I, ___(your name)____, promise to submit a __ (short story, poem, article, query)___ once a __(day, week, month, year)____because I am proud of my work, and I want it to be published and read.

The above advice comes down to one final statement: Do it. No one can submit for you. When your work is published, it will be worth it, I promise.

Don’t be a do nothing. Go forth and submit. Good luck!

How To Cite Writing Credentials (when you have none)

What are writing credentials?

Writing credentials are a paragraph or blurb that accompany a submission and include education, professional memberships, writing community activities, and what you’ve had published.

This is contest season, and grant application season, and it’s always submission season, so what do you do if you get to the “where I’ve been published” part of a query and your answer is zilch?

You be honest–and say nothing.

There is no shame in being unpublished. It means you are a new writer, or new to submitting, or you have not yet matched the right story to the right publication. Yes, it may help move your submission to the top of the heap if you have some impressive credentials, but if you don’t, you don’t, and trying to write around that will not be helpful.

So tell the truth. Say nothing about prior publications. You can, if you need a segue, use a line like, “This is my first submission to Printer’s Ink Quarterly.” If I’m an editor or first reader, this tells me you’ve never submitted to us before, and nothing more.

What not to do? Try to mask or cover the publication hole with a cringe-worthy credential. Such as,

~ My grandson really loved this story. (Is your grandson an editor/agent? If not, who cares if he likes it your story. He’s your grandson; you probably gave him cookies while reading the story, so of course he loved it!)

~ I’ve been writing stories since I was five years old. (Okay. That’s nice. Except this is not the Welcome page of your blog.)

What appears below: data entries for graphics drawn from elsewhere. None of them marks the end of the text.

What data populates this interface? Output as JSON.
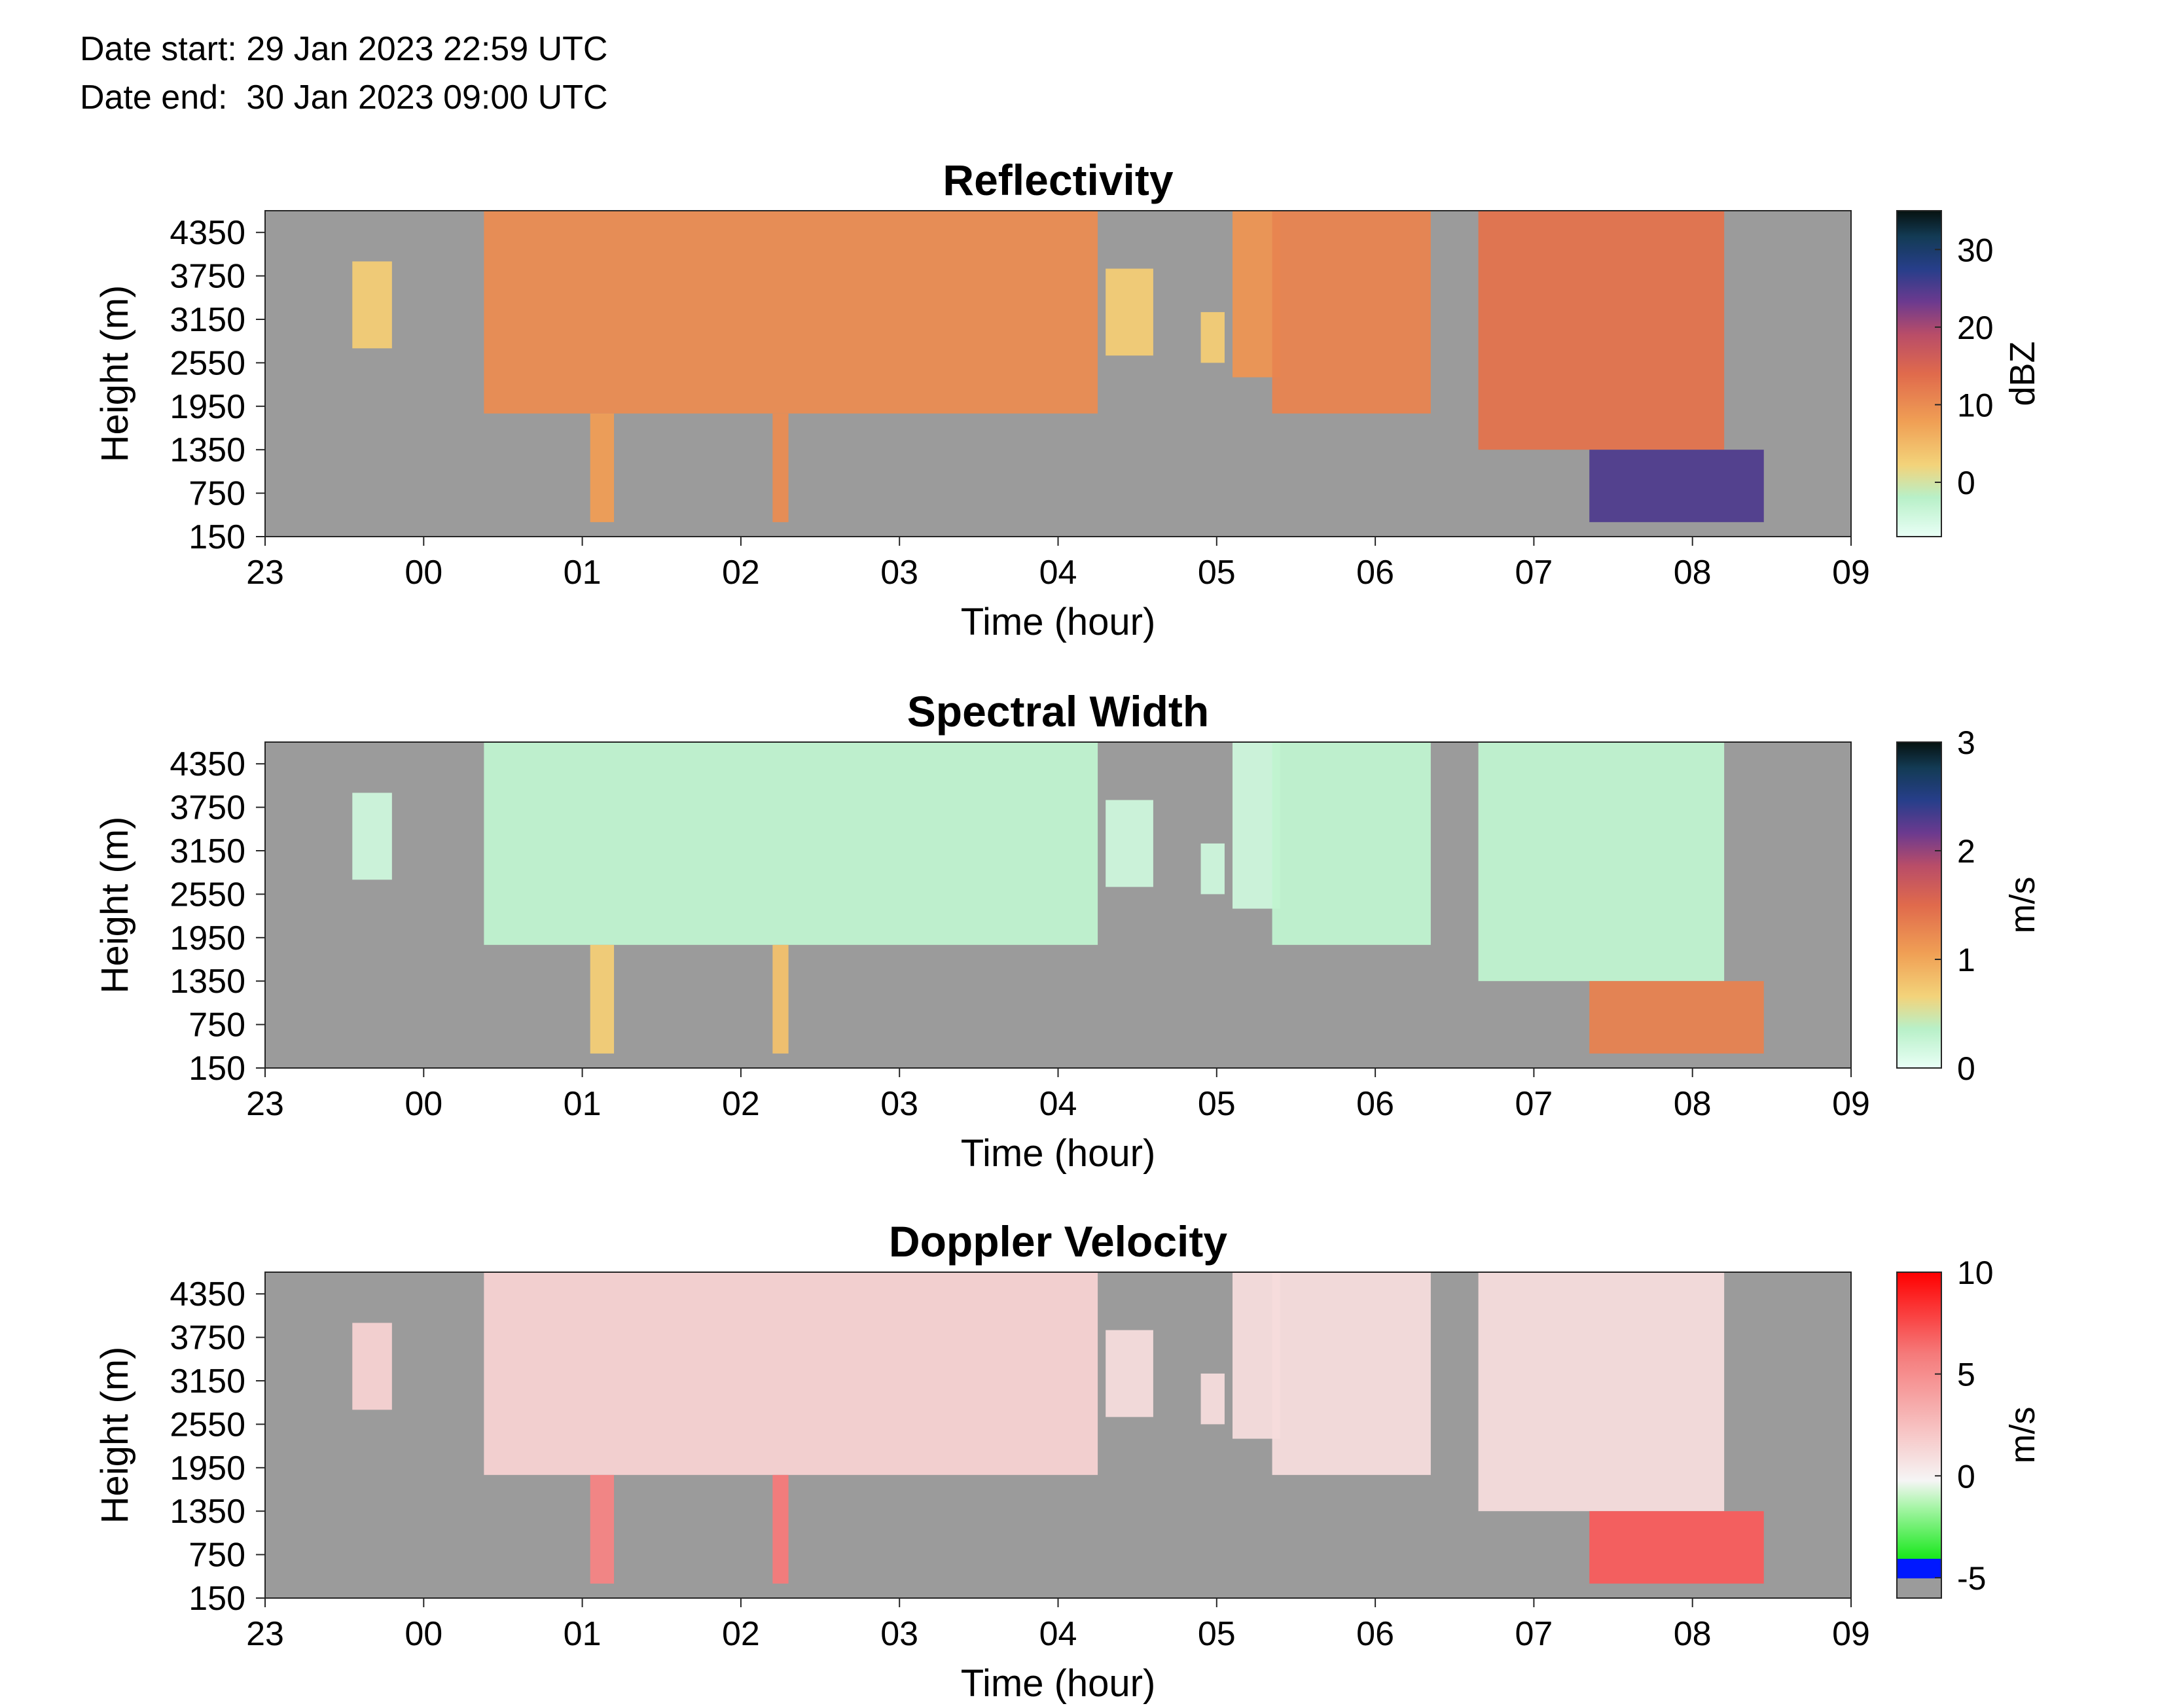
{
  "header": {
    "date_start": "Date start: 29 Jan 2023 22:59 UTC",
    "date_end": "Date end:  30 Jan 2023 09:00 UTC"
  },
  "chart_data": [
    {
      "type": "heatmap",
      "title": "Reflectivity",
      "xlabel": "Time (hour)",
      "ylabel": "Height (m)",
      "x_ticks": [
        "23",
        "00",
        "01",
        "02",
        "03",
        "04",
        "05",
        "06",
        "07",
        "08",
        "09"
      ],
      "y_ticks": [
        "150",
        "750",
        "1350",
        "1950",
        "2550",
        "3150",
        "3750",
        "4350"
      ],
      "xlim_hours": [
        -1,
        9
      ],
      "ylim": [
        150,
        4650
      ],
      "colorbar": {
        "label": "dBZ",
        "ticks": [
          "0",
          "10",
          "20",
          "30"
        ],
        "tick_values": [
          0,
          10,
          20,
          30
        ],
        "range": [
          -7,
          35
        ]
      },
      "background_color": "#9b9b9b",
      "cloud_cells": [
        {
          "t0": -0.45,
          "t1": -0.2,
          "h0": 2750,
          "h1": 3950,
          "v": 3
        },
        {
          "t0": 0.38,
          "t1": 4.25,
          "h0": 1850,
          "h1": 4650,
          "v": 10
        },
        {
          "t0": 1.05,
          "t1": 1.2,
          "h0": 350,
          "h1": 1850,
          "v": 8
        },
        {
          "t0": 2.2,
          "t1": 2.3,
          "h0": 350,
          "h1": 1850,
          "v": 10
        },
        {
          "t0": 4.3,
          "t1": 4.6,
          "h0": 2650,
          "h1": 3850,
          "v": 3
        },
        {
          "t0": 4.9,
          "t1": 5.05,
          "h0": 2550,
          "h1": 3250,
          "v": 3
        },
        {
          "t0": 5.1,
          "t1": 5.4,
          "h0": 2350,
          "h1": 4650,
          "v": 9
        },
        {
          "t0": 5.35,
          "t1": 6.35,
          "h0": 1850,
          "h1": 4650,
          "v": 11
        },
        {
          "t0": 6.65,
          "t1": 8.2,
          "h0": 1350,
          "h1": 4650,
          "v": 13
        },
        {
          "t0": 7.35,
          "t1": 8.45,
          "h0": 350,
          "h1": 1350,
          "v": 25
        }
      ]
    },
    {
      "type": "heatmap",
      "title": "Spectral Width",
      "xlabel": "Time (hour)",
      "ylabel": "Height (m)",
      "x_ticks": [
        "23",
        "00",
        "01",
        "02",
        "03",
        "04",
        "05",
        "06",
        "07",
        "08",
        "09"
      ],
      "y_ticks": [
        "150",
        "750",
        "1350",
        "1950",
        "2550",
        "3150",
        "3750",
        "4350"
      ],
      "xlim_hours": [
        -1,
        9
      ],
      "ylim": [
        150,
        4650
      ],
      "colorbar": {
        "label": "m/s",
        "ticks": [
          "0",
          "1",
          "2",
          "3"
        ],
        "tick_values": [
          0,
          1,
          2,
          3
        ],
        "range": [
          0,
          3
        ]
      },
      "background_color": "#9b9b9b",
      "cloud_cells": [
        {
          "t0": -0.45,
          "t1": -0.2,
          "h0": 2750,
          "h1": 3950,
          "v": 0.2
        },
        {
          "t0": 0.38,
          "t1": 4.25,
          "h0": 1850,
          "h1": 4650,
          "v": 0.3
        },
        {
          "t0": 1.05,
          "t1": 1.2,
          "h0": 350,
          "h1": 1850,
          "v": 0.7
        },
        {
          "t0": 2.2,
          "t1": 2.3,
          "h0": 350,
          "h1": 1850,
          "v": 0.8
        },
        {
          "t0": 4.3,
          "t1": 4.6,
          "h0": 2650,
          "h1": 3850,
          "v": 0.2
        },
        {
          "t0": 4.9,
          "t1": 5.05,
          "h0": 2550,
          "h1": 3250,
          "v": 0.2
        },
        {
          "t0": 5.1,
          "t1": 5.4,
          "h0": 2350,
          "h1": 4650,
          "v": 0.2
        },
        {
          "t0": 5.35,
          "t1": 6.35,
          "h0": 1850,
          "h1": 4650,
          "v": 0.3
        },
        {
          "t0": 6.65,
          "t1": 8.2,
          "h0": 1350,
          "h1": 4650,
          "v": 0.3
        },
        {
          "t0": 7.35,
          "t1": 8.45,
          "h0": 350,
          "h1": 1350,
          "v": 1.3
        }
      ]
    },
    {
      "type": "heatmap",
      "title": "Doppler Velocity",
      "xlabel": "Time (hour)",
      "ylabel": "Height (m)",
      "x_ticks": [
        "23",
        "00",
        "01",
        "02",
        "03",
        "04",
        "05",
        "06",
        "07",
        "08",
        "09"
      ],
      "y_ticks": [
        "150",
        "750",
        "1350",
        "1950",
        "2550",
        "3150",
        "3750",
        "4350"
      ],
      "xlim_hours": [
        -1,
        9
      ],
      "ylim": [
        150,
        4650
      ],
      "colorbar": {
        "label": "m/s",
        "ticks": [
          "10",
          "5",
          "0",
          "-5"
        ],
        "tick_values": [
          10,
          5,
          0,
          -5
        ],
        "range": [
          -6,
          10
        ]
      },
      "background_color": "#9b9b9b",
      "cloud_cells": [
        {
          "t0": -0.45,
          "t1": -0.2,
          "h0": 2750,
          "h1": 3950,
          "v": 1.5
        },
        {
          "t0": 0.38,
          "t1": 4.25,
          "h0": 1850,
          "h1": 4650,
          "v": 1.5
        },
        {
          "t0": 1.05,
          "t1": 1.2,
          "h0": 350,
          "h1": 1850,
          "v": 5.5
        },
        {
          "t0": 2.2,
          "t1": 2.3,
          "h0": 350,
          "h1": 1850,
          "v": 6
        },
        {
          "t0": 4.3,
          "t1": 4.6,
          "h0": 2650,
          "h1": 3850,
          "v": 1
        },
        {
          "t0": 4.9,
          "t1": 5.05,
          "h0": 2550,
          "h1": 3250,
          "v": 1
        },
        {
          "t0": 5.1,
          "t1": 5.4,
          "h0": 2350,
          "h1": 4650,
          "v": 1
        },
        {
          "t0": 5.35,
          "t1": 6.35,
          "h0": 1850,
          "h1": 4650,
          "v": 1
        },
        {
          "t0": 6.65,
          "t1": 8.2,
          "h0": 1350,
          "h1": 4650,
          "v": 1
        },
        {
          "t0": 7.35,
          "t1": 8.45,
          "h0": 350,
          "h1": 1350,
          "v": 7
        }
      ]
    }
  ]
}
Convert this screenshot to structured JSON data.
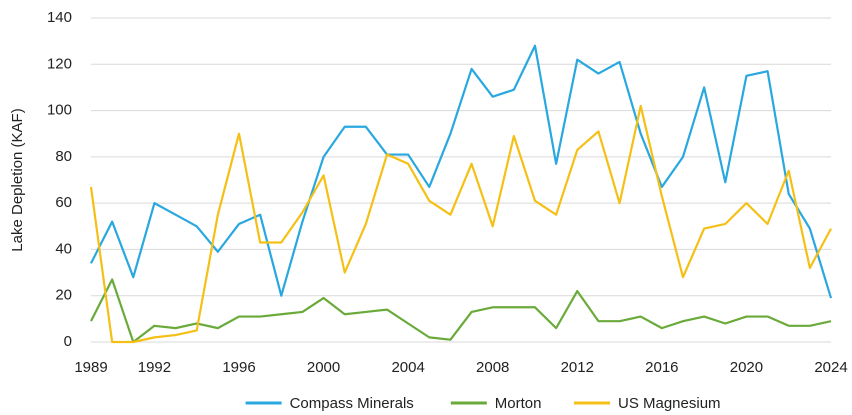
{
  "chart_data": {
    "type": "line",
    "y_label": "Lake Depletion (KAF)",
    "x": [
      1989,
      1990,
      1991,
      1992,
      1993,
      1994,
      1995,
      1996,
      1997,
      1998,
      1999,
      2000,
      2001,
      2002,
      2003,
      2004,
      2005,
      2006,
      2007,
      2008,
      2009,
      2010,
      2011,
      2012,
      2013,
      2014,
      2015,
      2016,
      2017,
      2018,
      2019,
      2020,
      2021,
      2022,
      2023,
      2024
    ],
    "series": [
      {
        "name": "Compass Minerals",
        "color": "#29a8e0",
        "values": [
          34,
          52,
          28,
          60,
          55,
          50,
          39,
          51,
          55,
          20,
          52,
          80,
          93,
          93,
          81,
          81,
          67,
          90,
          118,
          106,
          109,
          128,
          77,
          122,
          116,
          121,
          90,
          67,
          80,
          110,
          69,
          115,
          117,
          64,
          49,
          19
        ]
      },
      {
        "name": "Morton",
        "color": "#6aaa3a",
        "values": [
          9,
          27,
          0,
          7,
          6,
          8,
          6,
          11,
          11,
          12,
          13,
          19,
          12,
          13,
          14,
          8,
          2,
          1,
          13,
          15,
          15,
          15,
          6,
          22,
          9,
          9,
          11,
          6,
          9,
          11,
          8,
          11,
          11,
          7,
          7,
          9
        ]
      },
      {
        "name": "US Magnesium",
        "color": "#f5c016",
        "values": [
          67,
          0,
          0,
          2,
          3,
          5,
          55,
          90,
          43,
          43,
          56,
          72,
          30,
          51,
          81,
          77,
          61,
          55,
          77,
          50,
          89,
          61,
          55,
          83,
          91,
          60,
          102,
          63,
          28,
          49,
          51,
          60,
          51,
          74,
          32,
          49
        ]
      }
    ],
    "xlim": [
      1989,
      2024
    ],
    "xticks": [
      1989,
      1992,
      1996,
      2000,
      2004,
      2008,
      2012,
      2016,
      2020,
      2024
    ],
    "ylim": [
      0,
      140
    ],
    "yticks": [
      0,
      20,
      40,
      60,
      80,
      100,
      120,
      140
    ],
    "grid": true,
    "legend": "bottom"
  }
}
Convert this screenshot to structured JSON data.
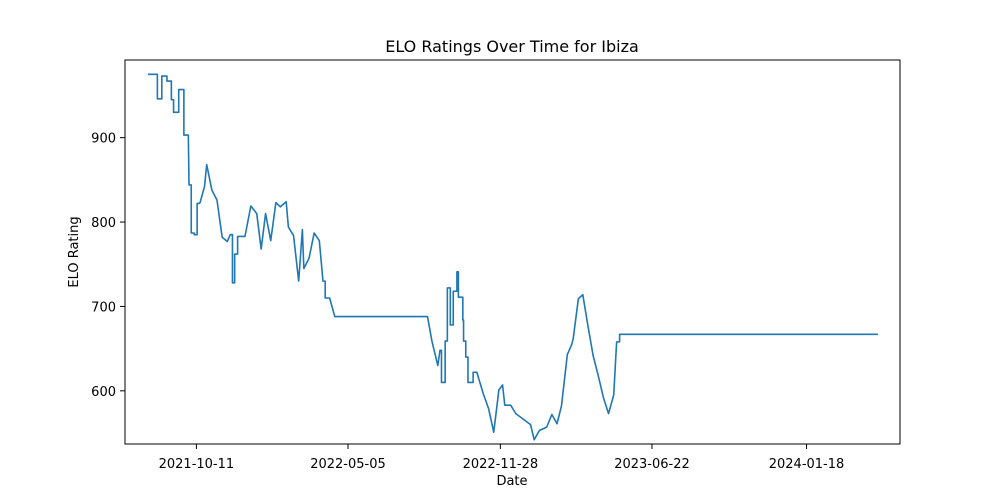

~ This is my first submission ever, and an acceptance from you will set me on the path of a  successful writing career. (Wait a minute. Your career path is based on this one submission that I hold in my hand? So if I reject it and you feel like a failure, it’s my fault?)

~ I have a stack of rejections so I hope this is the one to break my unlucky streak! (Please don’t tell this to anyone. You do not want to be Sad Sack, the Writer.)

A query or application is a business proposition. Consider it like a job application. Do you include on your job application “I’ve never held a job before”? No. You leave that part of it blank. The person reading it will figure it out.

This is what a paragraph with no writing credentials may look like:

~ I became interested in beekeeping while working on a honey farm. This story grew out of those experiences.

~ I am a member of Sisters in Crime and a monthly critique group.

~ This is my first submission to Printer’s Ink Quarterly. I appreciate your consideration.

Some things are simple. If you keep it so, you can’t mess it up.